A la disparition de sa femme, le Consul britannique de Florence, John Duncombe, décide d'en informer son aîné, Andrea, mais de ne rien dire à Milo, son plus jeune fils. Les deux enfants passent alors leurs journées à tromper l'ennui dans une trop grande demeure bourgeoise le plus souvent désertée par leur père, accaparé par son travail.

Analyse et critique

Au sein de la grande famille du cinéma italien, Luigi Comencini, plus que quiconque, peut être considéré comme le cinéaste de l’enfance. De son premier court-métrage professionnel, Des enfants dans la ville (Bambini in citta, 1946), à ses adaptations de classiques de la littérature enfantine (Heidi en 1953 ou Les Aventures de Pinocchio en 1972), en passant par sa biographie de Casanova (titrée en version originale L’Enfance, la vocation, et les premières expériences de Giacomo Casanova le vénitien) ou son ample enquête réalisée en 1970 pour la RAI (Les Enfants et nous), Luigi Comencini n’a eu de cesse de porter son attention sur cette période de la vie pour en révéler l’inapparente complexité autant que la bouleversante pureté : « L’enfance, déclarait-il, me semble être le seul moment de grande liberté pour un individu. Le processus par lequel l’éducation, scolaire comme familiale, tend à étouffer cette liberté est dramatique... Le seul moyen de libérer l’enfance est justement de se mettre à son niveau. » Une façon de résumer L’Incompris serait d’ailleurs d’évoquer la description de cet instant où un enfant libre rencontre les premières entraves inhérentes à ses responsabilités d’adulte en devenir.

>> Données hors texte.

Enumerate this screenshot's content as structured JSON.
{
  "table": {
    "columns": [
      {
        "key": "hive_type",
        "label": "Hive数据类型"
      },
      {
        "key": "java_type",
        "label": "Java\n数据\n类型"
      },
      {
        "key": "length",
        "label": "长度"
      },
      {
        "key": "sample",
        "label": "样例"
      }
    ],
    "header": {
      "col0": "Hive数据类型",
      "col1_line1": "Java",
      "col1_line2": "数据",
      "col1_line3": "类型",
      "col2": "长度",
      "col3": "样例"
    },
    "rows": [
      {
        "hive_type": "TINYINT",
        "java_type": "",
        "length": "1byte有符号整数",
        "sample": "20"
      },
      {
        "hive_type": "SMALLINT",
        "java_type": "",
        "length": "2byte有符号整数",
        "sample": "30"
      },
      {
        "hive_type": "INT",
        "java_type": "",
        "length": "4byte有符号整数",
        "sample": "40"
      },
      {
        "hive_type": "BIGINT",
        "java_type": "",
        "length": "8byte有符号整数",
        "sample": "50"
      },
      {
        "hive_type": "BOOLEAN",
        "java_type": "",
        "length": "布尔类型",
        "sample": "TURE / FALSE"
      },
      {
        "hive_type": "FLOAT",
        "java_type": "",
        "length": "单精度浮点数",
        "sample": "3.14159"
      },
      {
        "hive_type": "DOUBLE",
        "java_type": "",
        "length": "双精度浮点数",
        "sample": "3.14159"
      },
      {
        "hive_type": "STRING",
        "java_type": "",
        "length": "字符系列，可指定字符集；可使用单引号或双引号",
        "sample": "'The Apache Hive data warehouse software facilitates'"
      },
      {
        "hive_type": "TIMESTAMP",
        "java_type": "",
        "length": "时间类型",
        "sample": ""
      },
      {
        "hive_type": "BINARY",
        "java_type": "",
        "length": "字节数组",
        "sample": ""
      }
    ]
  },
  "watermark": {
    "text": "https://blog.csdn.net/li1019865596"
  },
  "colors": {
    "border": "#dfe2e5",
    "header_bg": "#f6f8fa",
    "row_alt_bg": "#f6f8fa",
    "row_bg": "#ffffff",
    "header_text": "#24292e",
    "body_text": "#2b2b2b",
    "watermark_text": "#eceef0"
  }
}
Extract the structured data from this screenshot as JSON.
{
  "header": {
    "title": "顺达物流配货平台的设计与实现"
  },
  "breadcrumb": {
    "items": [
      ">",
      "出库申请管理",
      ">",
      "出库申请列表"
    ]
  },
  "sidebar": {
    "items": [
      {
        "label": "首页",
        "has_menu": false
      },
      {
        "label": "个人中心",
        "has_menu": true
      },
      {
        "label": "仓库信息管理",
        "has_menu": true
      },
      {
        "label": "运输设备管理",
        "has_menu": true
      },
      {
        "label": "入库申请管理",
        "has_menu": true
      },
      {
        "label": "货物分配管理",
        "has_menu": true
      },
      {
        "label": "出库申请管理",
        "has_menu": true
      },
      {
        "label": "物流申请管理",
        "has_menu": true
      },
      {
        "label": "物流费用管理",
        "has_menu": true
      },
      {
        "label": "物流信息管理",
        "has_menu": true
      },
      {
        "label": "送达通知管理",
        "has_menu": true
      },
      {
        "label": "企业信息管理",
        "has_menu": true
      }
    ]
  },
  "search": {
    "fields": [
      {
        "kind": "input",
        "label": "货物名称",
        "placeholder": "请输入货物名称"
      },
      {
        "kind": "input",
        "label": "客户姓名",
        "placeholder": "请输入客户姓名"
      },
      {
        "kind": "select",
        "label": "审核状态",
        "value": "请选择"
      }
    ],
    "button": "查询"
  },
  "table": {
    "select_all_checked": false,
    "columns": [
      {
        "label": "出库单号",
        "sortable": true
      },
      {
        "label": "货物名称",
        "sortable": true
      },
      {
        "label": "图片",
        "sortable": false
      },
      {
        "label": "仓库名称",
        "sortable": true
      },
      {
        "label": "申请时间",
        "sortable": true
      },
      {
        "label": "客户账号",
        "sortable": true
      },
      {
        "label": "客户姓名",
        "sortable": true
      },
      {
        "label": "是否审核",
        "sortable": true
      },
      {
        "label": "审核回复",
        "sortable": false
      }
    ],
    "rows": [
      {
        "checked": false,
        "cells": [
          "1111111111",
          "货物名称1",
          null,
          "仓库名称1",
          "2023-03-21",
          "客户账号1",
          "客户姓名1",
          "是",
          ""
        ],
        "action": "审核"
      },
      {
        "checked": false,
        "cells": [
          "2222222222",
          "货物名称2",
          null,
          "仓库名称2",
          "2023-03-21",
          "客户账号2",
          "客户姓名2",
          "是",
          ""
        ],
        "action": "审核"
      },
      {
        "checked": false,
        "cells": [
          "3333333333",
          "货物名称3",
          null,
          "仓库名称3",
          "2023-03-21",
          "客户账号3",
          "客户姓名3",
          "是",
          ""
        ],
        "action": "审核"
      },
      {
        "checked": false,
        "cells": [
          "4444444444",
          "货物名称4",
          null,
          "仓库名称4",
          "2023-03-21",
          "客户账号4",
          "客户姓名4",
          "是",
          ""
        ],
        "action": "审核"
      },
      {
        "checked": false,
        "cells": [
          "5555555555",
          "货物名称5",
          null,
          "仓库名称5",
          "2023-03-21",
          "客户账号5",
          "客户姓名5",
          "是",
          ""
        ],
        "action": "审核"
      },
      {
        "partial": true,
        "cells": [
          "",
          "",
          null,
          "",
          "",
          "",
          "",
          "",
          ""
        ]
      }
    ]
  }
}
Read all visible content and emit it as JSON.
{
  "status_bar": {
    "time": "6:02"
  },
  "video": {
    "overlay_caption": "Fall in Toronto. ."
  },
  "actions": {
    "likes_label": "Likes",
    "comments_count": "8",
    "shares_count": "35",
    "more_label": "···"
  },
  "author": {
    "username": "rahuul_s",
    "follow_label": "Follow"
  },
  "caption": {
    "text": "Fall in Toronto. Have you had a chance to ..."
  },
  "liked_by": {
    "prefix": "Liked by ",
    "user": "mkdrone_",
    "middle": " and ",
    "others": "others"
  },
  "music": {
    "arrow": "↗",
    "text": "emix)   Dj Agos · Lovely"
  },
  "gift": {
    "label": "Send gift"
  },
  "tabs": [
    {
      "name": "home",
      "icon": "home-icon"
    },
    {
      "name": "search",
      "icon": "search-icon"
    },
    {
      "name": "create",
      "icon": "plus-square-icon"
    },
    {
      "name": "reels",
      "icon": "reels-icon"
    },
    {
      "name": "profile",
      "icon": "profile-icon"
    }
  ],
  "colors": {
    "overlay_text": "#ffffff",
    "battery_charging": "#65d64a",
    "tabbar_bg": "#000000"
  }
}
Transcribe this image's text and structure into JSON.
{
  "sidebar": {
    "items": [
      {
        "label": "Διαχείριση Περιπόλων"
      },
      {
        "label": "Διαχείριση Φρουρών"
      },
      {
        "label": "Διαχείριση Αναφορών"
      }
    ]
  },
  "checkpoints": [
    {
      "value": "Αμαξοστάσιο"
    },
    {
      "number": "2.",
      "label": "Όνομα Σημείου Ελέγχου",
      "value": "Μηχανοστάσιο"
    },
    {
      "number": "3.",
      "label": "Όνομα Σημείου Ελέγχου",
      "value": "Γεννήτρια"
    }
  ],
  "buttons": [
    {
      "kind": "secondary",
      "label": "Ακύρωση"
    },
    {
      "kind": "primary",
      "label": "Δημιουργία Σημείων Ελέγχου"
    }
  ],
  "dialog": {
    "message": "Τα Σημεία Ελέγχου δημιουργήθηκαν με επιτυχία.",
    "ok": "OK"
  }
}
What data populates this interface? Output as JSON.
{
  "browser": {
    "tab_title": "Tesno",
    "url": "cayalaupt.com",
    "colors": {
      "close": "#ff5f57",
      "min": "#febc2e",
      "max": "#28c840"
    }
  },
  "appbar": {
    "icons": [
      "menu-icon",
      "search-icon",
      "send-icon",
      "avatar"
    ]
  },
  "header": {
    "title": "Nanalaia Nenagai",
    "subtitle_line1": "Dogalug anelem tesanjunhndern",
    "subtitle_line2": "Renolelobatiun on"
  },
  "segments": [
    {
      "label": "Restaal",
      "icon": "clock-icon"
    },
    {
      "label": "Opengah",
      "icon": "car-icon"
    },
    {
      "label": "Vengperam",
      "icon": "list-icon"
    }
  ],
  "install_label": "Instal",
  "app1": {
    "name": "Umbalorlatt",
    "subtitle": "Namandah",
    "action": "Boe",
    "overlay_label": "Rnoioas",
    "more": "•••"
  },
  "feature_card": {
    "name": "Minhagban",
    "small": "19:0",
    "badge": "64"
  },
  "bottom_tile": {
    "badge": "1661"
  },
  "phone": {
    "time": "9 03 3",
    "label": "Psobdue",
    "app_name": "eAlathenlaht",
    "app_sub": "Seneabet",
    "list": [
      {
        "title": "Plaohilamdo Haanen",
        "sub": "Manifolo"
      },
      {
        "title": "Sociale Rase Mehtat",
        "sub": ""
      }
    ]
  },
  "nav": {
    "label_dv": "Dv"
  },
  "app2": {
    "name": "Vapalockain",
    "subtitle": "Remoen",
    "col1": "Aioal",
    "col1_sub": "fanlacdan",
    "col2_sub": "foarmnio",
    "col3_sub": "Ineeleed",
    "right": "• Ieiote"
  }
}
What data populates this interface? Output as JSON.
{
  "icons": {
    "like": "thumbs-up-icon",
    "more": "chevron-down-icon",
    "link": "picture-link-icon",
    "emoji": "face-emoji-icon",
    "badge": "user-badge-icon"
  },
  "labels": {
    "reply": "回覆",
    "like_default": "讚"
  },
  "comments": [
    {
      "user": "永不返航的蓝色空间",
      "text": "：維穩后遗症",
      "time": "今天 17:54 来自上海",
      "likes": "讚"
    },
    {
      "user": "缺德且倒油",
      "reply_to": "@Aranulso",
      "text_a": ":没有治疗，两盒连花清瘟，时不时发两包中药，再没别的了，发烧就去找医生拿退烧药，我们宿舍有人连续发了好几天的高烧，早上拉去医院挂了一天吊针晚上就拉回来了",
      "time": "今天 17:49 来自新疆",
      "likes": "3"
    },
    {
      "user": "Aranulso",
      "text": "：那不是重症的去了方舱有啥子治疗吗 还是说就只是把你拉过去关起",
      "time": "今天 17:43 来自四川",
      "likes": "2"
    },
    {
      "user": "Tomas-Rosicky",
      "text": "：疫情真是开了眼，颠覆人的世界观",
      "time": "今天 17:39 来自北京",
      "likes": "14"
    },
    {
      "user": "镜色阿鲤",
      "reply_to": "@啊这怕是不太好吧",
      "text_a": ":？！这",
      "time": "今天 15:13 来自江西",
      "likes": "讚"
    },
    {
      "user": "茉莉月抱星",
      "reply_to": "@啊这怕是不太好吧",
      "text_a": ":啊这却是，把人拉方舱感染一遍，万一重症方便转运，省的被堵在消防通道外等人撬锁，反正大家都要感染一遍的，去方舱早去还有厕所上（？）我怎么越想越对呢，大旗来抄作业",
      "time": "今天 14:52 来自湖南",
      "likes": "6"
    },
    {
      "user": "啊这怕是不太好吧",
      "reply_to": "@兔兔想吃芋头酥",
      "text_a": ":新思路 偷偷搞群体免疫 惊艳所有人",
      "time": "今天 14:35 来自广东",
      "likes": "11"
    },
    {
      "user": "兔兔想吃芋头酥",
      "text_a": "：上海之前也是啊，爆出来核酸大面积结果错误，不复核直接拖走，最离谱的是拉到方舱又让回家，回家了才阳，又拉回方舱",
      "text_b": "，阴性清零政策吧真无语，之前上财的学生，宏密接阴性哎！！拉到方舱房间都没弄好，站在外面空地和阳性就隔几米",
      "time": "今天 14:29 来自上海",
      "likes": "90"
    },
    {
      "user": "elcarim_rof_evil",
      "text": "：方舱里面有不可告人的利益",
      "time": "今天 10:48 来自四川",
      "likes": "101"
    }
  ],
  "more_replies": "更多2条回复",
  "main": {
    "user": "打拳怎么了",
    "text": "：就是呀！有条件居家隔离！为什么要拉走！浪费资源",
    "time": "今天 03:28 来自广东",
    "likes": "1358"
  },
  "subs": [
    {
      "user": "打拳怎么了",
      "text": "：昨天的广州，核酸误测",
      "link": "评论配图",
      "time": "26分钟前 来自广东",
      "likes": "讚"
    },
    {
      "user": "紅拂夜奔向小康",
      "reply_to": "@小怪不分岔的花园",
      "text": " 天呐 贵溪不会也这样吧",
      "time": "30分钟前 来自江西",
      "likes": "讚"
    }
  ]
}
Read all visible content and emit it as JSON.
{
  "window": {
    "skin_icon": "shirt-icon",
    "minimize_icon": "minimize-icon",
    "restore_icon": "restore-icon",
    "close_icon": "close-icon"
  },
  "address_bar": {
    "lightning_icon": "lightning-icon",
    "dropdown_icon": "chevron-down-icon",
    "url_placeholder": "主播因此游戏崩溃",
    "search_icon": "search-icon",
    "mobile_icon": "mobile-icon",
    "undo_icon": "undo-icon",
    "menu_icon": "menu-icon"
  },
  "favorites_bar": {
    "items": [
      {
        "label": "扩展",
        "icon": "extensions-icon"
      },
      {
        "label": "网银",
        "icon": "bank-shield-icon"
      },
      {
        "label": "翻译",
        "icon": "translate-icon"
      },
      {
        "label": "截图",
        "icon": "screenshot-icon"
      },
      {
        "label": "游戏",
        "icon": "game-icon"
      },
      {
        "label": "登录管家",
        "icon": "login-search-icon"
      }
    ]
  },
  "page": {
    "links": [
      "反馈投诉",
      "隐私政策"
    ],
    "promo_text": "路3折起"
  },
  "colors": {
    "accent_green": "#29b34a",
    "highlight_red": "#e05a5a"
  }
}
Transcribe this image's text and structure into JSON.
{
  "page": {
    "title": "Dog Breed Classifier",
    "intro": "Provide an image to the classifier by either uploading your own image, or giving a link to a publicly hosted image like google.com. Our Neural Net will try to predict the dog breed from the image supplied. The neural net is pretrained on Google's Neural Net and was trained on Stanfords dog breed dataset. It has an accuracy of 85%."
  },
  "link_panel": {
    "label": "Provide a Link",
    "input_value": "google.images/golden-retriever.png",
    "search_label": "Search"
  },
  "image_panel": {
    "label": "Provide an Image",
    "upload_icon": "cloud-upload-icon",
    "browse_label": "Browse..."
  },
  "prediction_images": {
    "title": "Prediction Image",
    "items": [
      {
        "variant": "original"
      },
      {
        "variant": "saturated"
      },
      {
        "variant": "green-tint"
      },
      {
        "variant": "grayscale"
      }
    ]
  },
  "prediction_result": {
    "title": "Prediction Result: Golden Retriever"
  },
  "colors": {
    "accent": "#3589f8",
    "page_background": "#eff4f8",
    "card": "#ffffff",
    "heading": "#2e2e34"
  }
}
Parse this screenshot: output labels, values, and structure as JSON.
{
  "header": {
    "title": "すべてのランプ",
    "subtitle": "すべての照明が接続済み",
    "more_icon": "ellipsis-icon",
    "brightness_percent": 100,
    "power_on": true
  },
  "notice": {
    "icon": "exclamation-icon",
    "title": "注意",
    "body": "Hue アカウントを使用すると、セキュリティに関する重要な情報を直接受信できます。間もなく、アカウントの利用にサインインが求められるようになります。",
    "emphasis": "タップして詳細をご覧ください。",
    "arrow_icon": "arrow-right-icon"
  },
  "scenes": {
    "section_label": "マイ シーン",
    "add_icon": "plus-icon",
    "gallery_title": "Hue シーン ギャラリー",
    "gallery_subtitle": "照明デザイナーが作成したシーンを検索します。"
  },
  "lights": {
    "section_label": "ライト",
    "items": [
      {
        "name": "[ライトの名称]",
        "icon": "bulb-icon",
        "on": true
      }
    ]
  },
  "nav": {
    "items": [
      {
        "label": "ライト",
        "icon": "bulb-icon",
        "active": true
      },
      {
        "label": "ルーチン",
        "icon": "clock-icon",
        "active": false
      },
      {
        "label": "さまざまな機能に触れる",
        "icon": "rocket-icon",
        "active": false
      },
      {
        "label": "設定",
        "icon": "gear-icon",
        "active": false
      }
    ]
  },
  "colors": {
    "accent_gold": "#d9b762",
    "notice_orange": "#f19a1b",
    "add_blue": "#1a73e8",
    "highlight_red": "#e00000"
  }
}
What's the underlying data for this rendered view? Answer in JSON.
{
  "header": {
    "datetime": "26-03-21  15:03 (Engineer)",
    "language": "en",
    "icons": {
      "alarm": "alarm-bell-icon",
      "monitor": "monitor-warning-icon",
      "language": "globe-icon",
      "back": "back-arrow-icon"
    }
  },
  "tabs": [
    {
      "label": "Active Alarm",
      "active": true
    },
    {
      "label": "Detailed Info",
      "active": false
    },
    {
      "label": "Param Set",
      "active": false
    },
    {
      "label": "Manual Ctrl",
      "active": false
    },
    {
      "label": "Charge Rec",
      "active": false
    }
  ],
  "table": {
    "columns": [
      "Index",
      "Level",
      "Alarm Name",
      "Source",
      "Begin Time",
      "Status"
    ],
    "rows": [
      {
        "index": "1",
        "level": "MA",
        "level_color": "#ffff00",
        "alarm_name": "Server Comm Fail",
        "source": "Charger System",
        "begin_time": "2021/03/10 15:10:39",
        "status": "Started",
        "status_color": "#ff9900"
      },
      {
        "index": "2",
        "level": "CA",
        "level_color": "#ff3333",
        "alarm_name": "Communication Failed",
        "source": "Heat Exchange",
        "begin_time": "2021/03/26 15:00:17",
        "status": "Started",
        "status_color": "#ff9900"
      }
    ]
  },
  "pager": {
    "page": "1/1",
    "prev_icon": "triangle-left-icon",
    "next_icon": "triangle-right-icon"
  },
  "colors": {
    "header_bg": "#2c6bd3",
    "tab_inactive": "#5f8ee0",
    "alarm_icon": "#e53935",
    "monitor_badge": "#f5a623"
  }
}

A la lecture du résumé de L’Incompris, ci-dessus, on pourrait a priori croire que le nœud dramatique du film se trouve dans la dissimulation de la triste réalité, dans la manière dont Andréa et son père cherchent à entretenir Milo dans l’ignorance du décès de sa mère. Mais ce secret est finalement assez vite trahi, de façon assez peu dramatisée d’ailleurs, et les rares moments antérieurs à cette révélation où Andrea ment à Milo à propos de l’absence maternelle ne cherchent finalement pas tant à construire pour Milo une « autre » réalité cohérente qu’à révéler les sentiments intérieurs d’Andrea : la villa merveilleuse qu’il décrit lors de la séquence de l’orage n’est en rien réaliste (Milo s’en rend d’ailleurs compte en y reconnaissant les grands tableaux de l’entrée dont s’inspire Andrea) mais évoque aussi bien son espoir d’un Eden idéal, digne de la beauté maternelle, que son inexprimable nostalgie de moments partagés à jamais disparus...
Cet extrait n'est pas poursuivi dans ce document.